Israel wies die Einschätzung des Gerichts zurück und stellte keinen Kurswechsel in Rafah in Aussicht. Spanien und Irland sowie der EU-Außenbeauftragte Josep Borell forderten von Israel, der Anordnung des Gerichts Folge zu leisten.

Auch Vizekanzler Robert Habeck hatte mahnende Worte in Richtung Israel geschickt. "Selbstverständlich muss Israel sich an das Völkerrecht halten.

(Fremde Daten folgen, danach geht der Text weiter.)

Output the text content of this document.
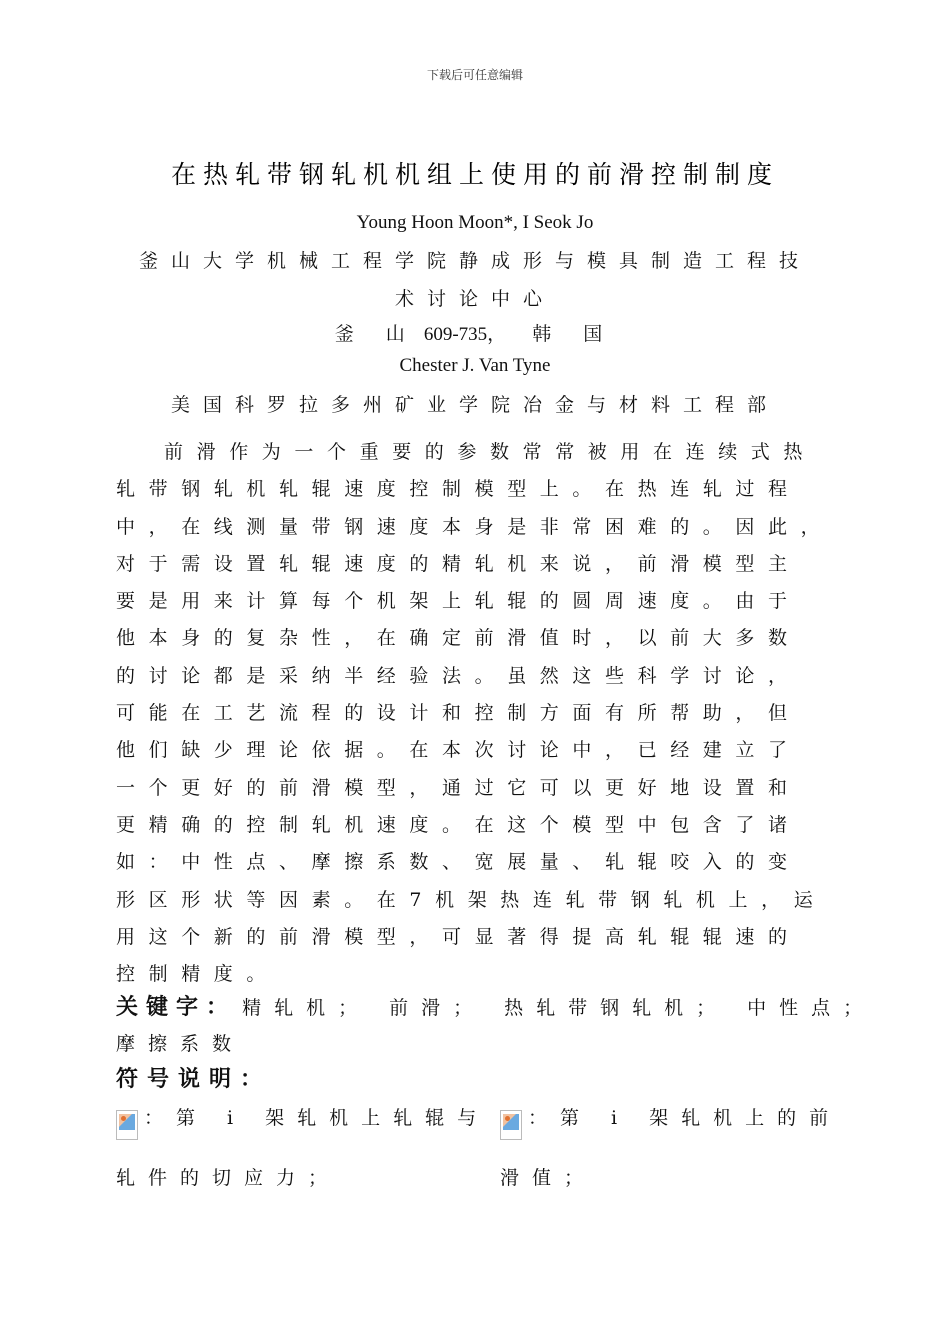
下载后可任意编辑
在热轧带钢轧机机组上使用的前滑控制制度
Young Hoon Moon*, I Seok Jo
釜山大学机械工程学院静成形与模具制造工程技
术讨论中心
釜 山 609-735， 韩 国
Chester J. Van Tyne
美国科罗拉多州矿业学院冶金与材料工程部
前滑作为一个重要的参数常常被用在连续式热
轧带钢轧机轧辊速度控制模型上。在热连轧过程
中，在线测量带钢速度本身是非常困难的。因此，
对于需设置轧辊速度的精轧机来说，前滑模型主
要是用来计算每个机架上轧辊的圆周速度。由于
他本身的复杂性，在确定前滑值时，以前大多数
的讨论都是采纳半经验法。虽然这些科学讨论，
可能在工艺流程的设计和控制方面有所帮助，但
他们缺少理论依据。在本次讨论中，已经建立了
一个更好的前滑模型，通过它可以更好地设置和
更精确的控制轧机速度。在这个模型中包含了诸
如：中性点、摩擦系数、宽展量、轧辊咬入的变
形区形状等因素。在7机架热连轧带钢轧机上，运
用这个新的前滑模型，可显著得提高轧辊辊速的
控制精度。
关键字： 精轧机； 前滑； 热轧带钢轧机； 中性点；
摩擦系数
符号说明：
：第 i 架轧机上轧辊与
轧件的切应力；
：第 i 架轧机上的前
滑值；
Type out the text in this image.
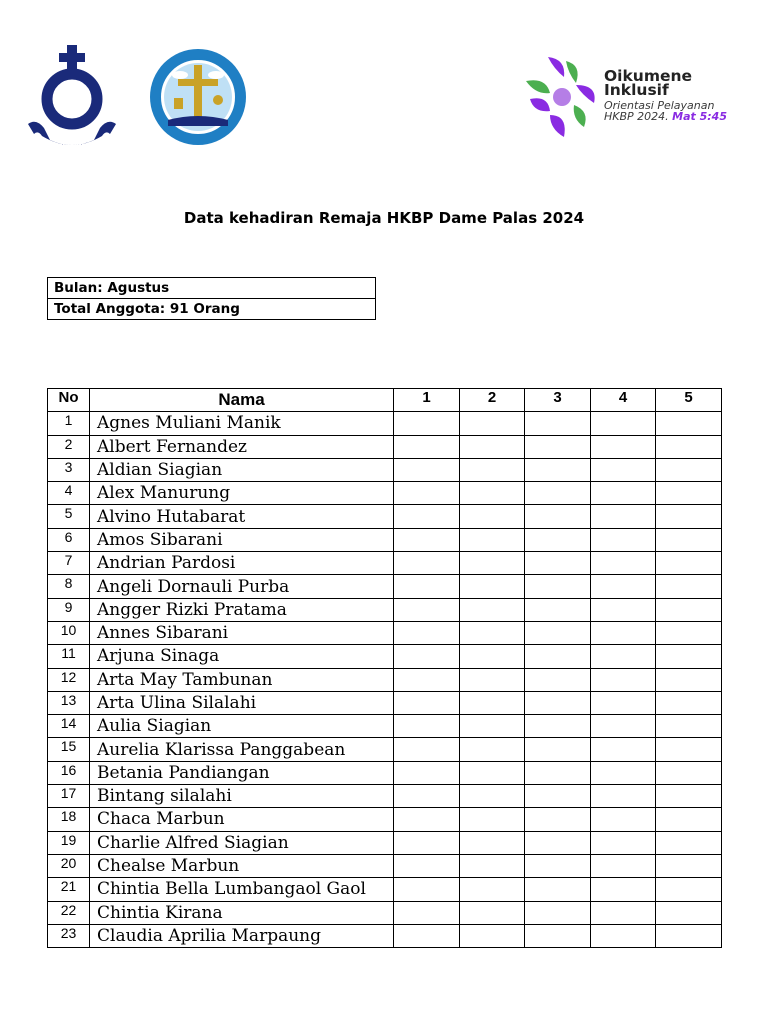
HKBP
Oikumene
Inklusif
Orientasi Pelayanan
HKBP 2024. Mat 5:45
Data kehadiran Remaja HKBP Dame Palas 2024
Bulan: Agustus
Total Anggota: 91 Orang
No	Nama	1	2	3	4	5
1	Agnes Muliani Manik					
2	Albert Fernandez					
3	Aldian Siagian					
4	Alex Manurung					
5	Alvino Hutabarat					
6	Amos Sibarani					
7	Andrian Pardosi					
8	Angeli Dornauli Purba					
9	Angger Rizki Pratama					
10	Annes Sibarani					
11	Arjuna Sinaga					
12	Arta May Tambunan					
13	Arta Ulina Silalahi					
14	Aulia Siagian					
15	Aurelia Klarissa Panggabean					
16	Betania Pandiangan					
17	Bintang silalahi					
18	Chaca Marbun					
19	Charlie Alfred Siagian					
20	Chealse Marbun					
21	Chintia Bella Lumbangaol Gaol					
22	Chintia Kirana					
23	Claudia Aprilia Marpaung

Und die Hungersnot, das Leid der palästinensischen Bevölkerung, die Angriffe im Gazastreifen sind - wie wir jetzt auch ja gerichtlich sehen - mit dem Völkerrecht nicht vereinbar", hatte er bei einem Bürgergespräch gesagt. "Das heißt, es ist in der Tat so, dass Israel dort Grenzen überschritten hat, und das darf es nicht tun."

Hamas meldet gefangene Soldaten - Armee dementiert

Verwirrung gibt es um Hamas-Angaben, wonach Mitglieder israelische Soldaten gefangen genommen haben sollen. Wie ein Sprecher mitteilte, hätten Mitglieder in einem Tunnel in der Flüchtlingssiedlung Dschabalia im nördlichen Gazastreifen eine israelische Armeeeinheit angegriffen und alle Mitglieder "getötet, verwundet oder gefangen genommen". Er veröffentlichte ein Video und Fotos, die angeblich einen der Gefangenen zeigen.

Die israelische Armee wies die Darstellung der Hamas zurück. Es habe "keinen Vorfall gegeben, bei dem ein Soldat entführt wurde", erklärte die Armee, ohne nähere Angaben zu möglicherweise getöteten oder verletzten Soldaten zu machen.